とはいえ、フルタイムでやる気のある人がみんな喰えているかと言うと、全くもってそんなことはありません。年収200万以下が半数というのは、結果としてパートタイムになってしまっている人がたくさんいるからです。

かく言う私も、全く喰えていません(笑)初年度は貯金を使って生活してましたし、2年目は仕事も収入も増えましたが生活はほぼトントンです。私の1年目の例で言うと、ガイドとしての就業日数は30日程度しかありませんでした。他の日は、ガイド技術や、英語の勉強をしていました。日当は、会社や担当する業務によって幅があるのですが、1日働いたらだいたい2万円ぐらいでしたので(新人の料金がこれぐらいです)、年収100万も全然到達しませんね。私の仕事が少なかった理由は、田舎に住んでいたということもあります。やはり仕事は東京、京都に集中しますね。東京でしたら、お客様のお迎えなど新人向きの仕事などもあるので、稼働日数はかなり増やしやすいです。

1年目の私はとても喰えるような状況ではありませんでしたが、実際にこの仕事でどれくらい稼げるのかは、かなり人によります。

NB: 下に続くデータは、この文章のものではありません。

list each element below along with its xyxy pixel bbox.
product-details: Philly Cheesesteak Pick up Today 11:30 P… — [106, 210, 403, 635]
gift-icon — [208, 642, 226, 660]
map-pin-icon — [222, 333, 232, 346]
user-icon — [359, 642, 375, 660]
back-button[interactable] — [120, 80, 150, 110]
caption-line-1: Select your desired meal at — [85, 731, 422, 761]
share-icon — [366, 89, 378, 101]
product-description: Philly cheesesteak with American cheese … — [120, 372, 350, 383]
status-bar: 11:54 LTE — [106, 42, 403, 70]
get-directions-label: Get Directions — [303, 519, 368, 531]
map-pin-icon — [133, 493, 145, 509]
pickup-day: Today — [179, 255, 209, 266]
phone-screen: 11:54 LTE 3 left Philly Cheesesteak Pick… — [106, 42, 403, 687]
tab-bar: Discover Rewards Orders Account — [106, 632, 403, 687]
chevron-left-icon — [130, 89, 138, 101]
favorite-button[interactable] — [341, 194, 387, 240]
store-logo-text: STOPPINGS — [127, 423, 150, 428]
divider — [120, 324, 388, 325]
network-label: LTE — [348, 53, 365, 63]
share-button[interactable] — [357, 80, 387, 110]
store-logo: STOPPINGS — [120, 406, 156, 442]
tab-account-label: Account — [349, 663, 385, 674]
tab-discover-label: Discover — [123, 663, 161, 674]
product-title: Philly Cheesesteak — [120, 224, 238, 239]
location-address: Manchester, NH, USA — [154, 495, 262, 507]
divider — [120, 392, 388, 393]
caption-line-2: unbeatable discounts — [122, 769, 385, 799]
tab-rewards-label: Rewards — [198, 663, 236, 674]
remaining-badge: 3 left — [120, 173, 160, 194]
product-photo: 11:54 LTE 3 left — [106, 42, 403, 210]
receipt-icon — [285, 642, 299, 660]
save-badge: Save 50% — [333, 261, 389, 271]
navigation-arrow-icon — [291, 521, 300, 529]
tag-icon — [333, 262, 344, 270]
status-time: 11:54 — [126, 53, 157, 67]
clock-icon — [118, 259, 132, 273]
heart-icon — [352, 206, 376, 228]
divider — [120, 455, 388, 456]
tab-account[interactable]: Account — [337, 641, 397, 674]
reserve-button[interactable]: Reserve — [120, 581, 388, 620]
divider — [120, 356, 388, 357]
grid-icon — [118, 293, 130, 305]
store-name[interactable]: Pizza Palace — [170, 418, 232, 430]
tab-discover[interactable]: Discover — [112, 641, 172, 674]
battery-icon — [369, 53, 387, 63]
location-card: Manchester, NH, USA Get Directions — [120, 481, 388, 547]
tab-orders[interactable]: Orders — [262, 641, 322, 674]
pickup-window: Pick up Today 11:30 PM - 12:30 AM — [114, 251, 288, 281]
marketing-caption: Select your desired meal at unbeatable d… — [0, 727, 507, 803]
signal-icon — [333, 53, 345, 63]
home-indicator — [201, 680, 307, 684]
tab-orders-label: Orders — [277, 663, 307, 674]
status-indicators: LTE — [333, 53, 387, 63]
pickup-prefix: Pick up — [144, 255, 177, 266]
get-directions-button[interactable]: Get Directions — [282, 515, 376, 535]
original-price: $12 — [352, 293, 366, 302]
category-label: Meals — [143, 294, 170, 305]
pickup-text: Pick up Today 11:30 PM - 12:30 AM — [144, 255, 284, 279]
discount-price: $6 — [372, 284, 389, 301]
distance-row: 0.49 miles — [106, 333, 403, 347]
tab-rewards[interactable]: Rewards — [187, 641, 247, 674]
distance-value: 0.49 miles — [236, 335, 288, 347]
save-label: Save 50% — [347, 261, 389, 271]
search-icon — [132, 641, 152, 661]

実力があって、尚且つ営業も上手い人は、年収600万ぐらいはある印象がありますね。年収600万と言っても、サラリーマンとは就労形態が違うので、長期の休み等があって、サラリーマンより自由を感じられると思います。

まとめ

通訳ガイドが食えない資格と言われるのは、政府の行った調査で、通訳ガイドの約5割が年収200万円以下であることが公然の事実となったからです。しかし実際にこの仕事でどれくらい稼げるかは人によります。なので、どうやったら稼げるようになるのかを考えることが大事ですね。その方法については、別の記事で書きます。